Artistic director Juergen Flimm, who is stepping down in 2011 to be succeeded by Zurich Opera chief Alexander Pereira, comes up with a new motto every year.

This year's is "The Game of the Mighty" and will feature new productions of Handel's "Theodora", Mozart's "Cosi fan Tutte", Rossini's "Moise et Pharaon" and a 20th century work, "Al gran sole carico d'amore" by Luigi Nono (1924-1990).

There will also be concert performances of Beethoven's only opera "Fidelio" under Daniel Barenboim and his West-Eastern Divan Orchestra and revivals of Mozart's "Le nozze di Figaro" and Haydn's "Armida".

Theatre buffs can relish in Anton Chekhov's "The Seagull", Samuel Beckett's "Krapp's Last Tape", Peter Handke's "Until Day Do You Part or A Question of Light", Friedrich Hebbel's "Judith", a stage adaptations of Dostoevsky's "Crime and Punishment" and, of course, Hugo von Hofmannsthal's "Everyman", the morality play performed every year since the Salzburg Festival was founded by von Hofmannsthal, Richard Strauss and Max Reinhardt in 1920.

Concerts range from song recitals and chamber concerts to sold-out performances of those two great rival orchestras, the Berlin and Vienna Philharmonics, plus guest appearances by the West-Eastern Divan Orchestra, Les Musiciens du Louvre-Grenoble, the London Symphony Orchestra, and the Royal Concertgebouw.

Russian superstar soprano Anna Netrebko, who was absent last year due to pregnancy, is returning this year to give a rare solo recital.

Her regular co-star, Mexican tenor Rolando Villazon, on the other hand, has cancelled. But ticket-holders will be able to delight in the vocal fireworks of US mezzo Joyce DiDonato instead.

Handel's "Theodora", in a new production by Christof Loy, stars German soprano Christine Schaefer, Argentinian mezzo Bernarda Fink and US countertenor Bejun Mehta.

The cast for Mozart's "Cosi", directed by Claus Guth, includes French coloratura soprano Patricia Petibon.

And German mezzo Waltraud Meier, New Zealand tenor Simon O'Neill and veteran British baritone John Tomlinson head the cast of Beethoven's "Fidelio".

Among the concerts will be solo evenings by some of the world's greatest pianists, including Martha Argerich, Evgeny Kissin, Grigory Sokolov, Lang Lang and Maurizio Pollini.

There will also be song recitals by Matthias Goerne, Magdalena Kozena, Thomas Quasthoff, Juan Diego Florez and Jonas Kaufmann.

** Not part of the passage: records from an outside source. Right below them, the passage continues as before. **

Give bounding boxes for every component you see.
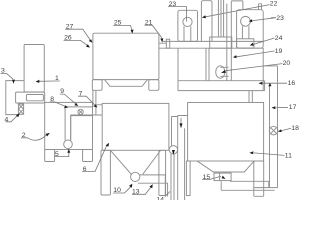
band pipe from box A to right assembly [159, 41, 264, 48]
flow arrow in duct [180, 118, 183, 129]
label 18 [278, 125, 299, 132]
label 9 [60, 88, 78, 106]
box A left leg [92, 80, 102, 91]
label 24 [250, 35, 283, 46]
fan 23b circle [241, 16, 251, 26]
label 22 [202, 1, 278, 19]
block between towers [210, 37, 232, 48]
inner box under tank 1 [26, 95, 43, 101]
label 23 right [249, 15, 284, 22]
pipe below fan 23b [242, 26, 249, 39]
pipe from box2 to box6 lower [71, 114, 103, 116]
label 26 [64, 35, 90, 48]
box 11 right leg [254, 161, 264, 196]
valve 18 (circle with X) [269, 126, 278, 135]
pipe between box6 and box11 [172, 116, 188, 201]
casing jog to pipe 17 [263, 65, 277, 67]
label 17 [272, 104, 297, 111]
pipe down to pump 5 [65, 107, 71, 140]
svg-text:4: 4 [5, 116, 9, 123]
pump 12 between boxes [169, 146, 177, 155]
label 23 left [168, 1, 187, 22]
valve 4 (rect with X) [18, 104, 23, 114]
box 11 [188, 103, 264, 162]
label 5 [54, 149, 70, 158]
box 24 inside tower 2 [237, 39, 254, 48]
svg-text:18: 18 [291, 125, 299, 132]
svg-text:19: 19 [275, 48, 283, 55]
box 11 left leg [186, 161, 190, 196]
label 2 [21, 132, 50, 140]
label 25 [113, 20, 133, 34]
label 14 [157, 192, 171, 204]
cylinder fan 20 [216, 66, 229, 78]
svg-text:11: 11 [285, 153, 292, 160]
box 6 left leg [101, 150, 110, 195]
funnel of box 6 [111, 151, 161, 175]
box 2 left leg [45, 150, 55, 162]
box 6 [102, 103, 169, 150]
label 11 [249, 151, 292, 159]
svg-text:22: 22 [270, 1, 278, 8]
downcomer pipe [227, 1, 243, 81]
tower 2 [237, 10, 264, 49]
svg-text:24: 24 [275, 35, 283, 42]
pipe 3 loop [6, 81, 24, 115]
svg-text:20: 20 [283, 60, 291, 67]
flange on band [166, 39, 169, 48]
bottom plumbing under box 11 [221, 181, 277, 190]
small pump 9 (circle with X) [78, 109, 83, 114]
svg-text:23: 23 [276, 15, 284, 22]
flow arrow in pipe 17 [268, 83, 271, 87]
label 27 [65, 23, 92, 42]
box 2 [45, 102, 93, 149]
box A (component 25/26/27) [93, 33, 159, 79]
tank 1 [24, 45, 44, 93]
label 20 [221, 60, 290, 73]
shallow hopper under box A [105, 80, 148, 87]
pipe from box2 to box6 upper [65, 106, 93, 108]
svg-text:16: 16 [288, 80, 296, 87]
inner weir in box 2 [71, 116, 93, 141]
label 13 [132, 184, 153, 195]
label 15 [202, 174, 226, 181]
box 2 right leg [83, 150, 93, 162]
label 1 [36, 75, 60, 83]
chamber walls [178, 48, 263, 90]
label 21 [144, 19, 163, 42]
label 10 [113, 184, 132, 195]
discharge device 15 [214, 173, 231, 181]
label 4 [5, 113, 20, 123]
svg-text:17: 17 [289, 104, 297, 111]
outer box under tank 1 [16, 92, 45, 103]
label 6 [82, 143, 109, 173]
label 19 [233, 48, 283, 58]
outlet circle 10 [131, 172, 140, 181]
pipe below fan 23a [184, 26, 191, 41]
base platform 16 [178, 81, 265, 91]
top pipes between towers [201, 0, 223, 41]
fan 23a circle [183, 17, 192, 26]
riser pipes under box A left leg [93, 90, 102, 115]
label 8 [50, 96, 69, 108]
pump 12 discharge pipe [171, 154, 174, 200]
label 7 [78, 90, 97, 107]
box 6 right leg [159, 150, 166, 195]
label 16 [259, 80, 296, 87]
discharge duct from funnel 10 [138, 175, 168, 197]
svg-text:14: 14 [157, 197, 165, 201]
box A right leg [149, 80, 159, 91]
label 3 [1, 68, 16, 84]
tower 1 [178, 10, 198, 41]
pump 5 circle [64, 140, 73, 149]
vent stub on tower 2 [259, 4, 262, 10]
pipe wall right of flow arrow [184, 128, 186, 200]
inlet pipe into box 11 top [249, 91, 252, 103]
funnel of box 11 [197, 161, 254, 172]
pipe 17 walls [270, 66, 278, 188]
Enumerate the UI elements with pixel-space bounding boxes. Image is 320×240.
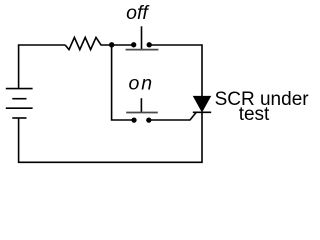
svg-text:test: test bbox=[239, 104, 270, 125]
svg-text:on: on bbox=[128, 73, 154, 95]
svg-text:off: off bbox=[126, 2, 150, 24]
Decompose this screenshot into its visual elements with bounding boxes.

And Estonian conductor Paavo Jarvi will conduct the Deutsche Kammerphilharmonie Bremen in all nine Beethoven symphonies.

In all, there will be a total 186 performances at 14 different venues during the month-long festival.

Tickets prices range from as little as five euros to 370 euros (520 dollars) for the best seats.

In addition to the resignation of artistic director Flimm, the festival's concert chief, Markus Hinterhaeuser, has also decided to quit after 2011, organisers announced last week.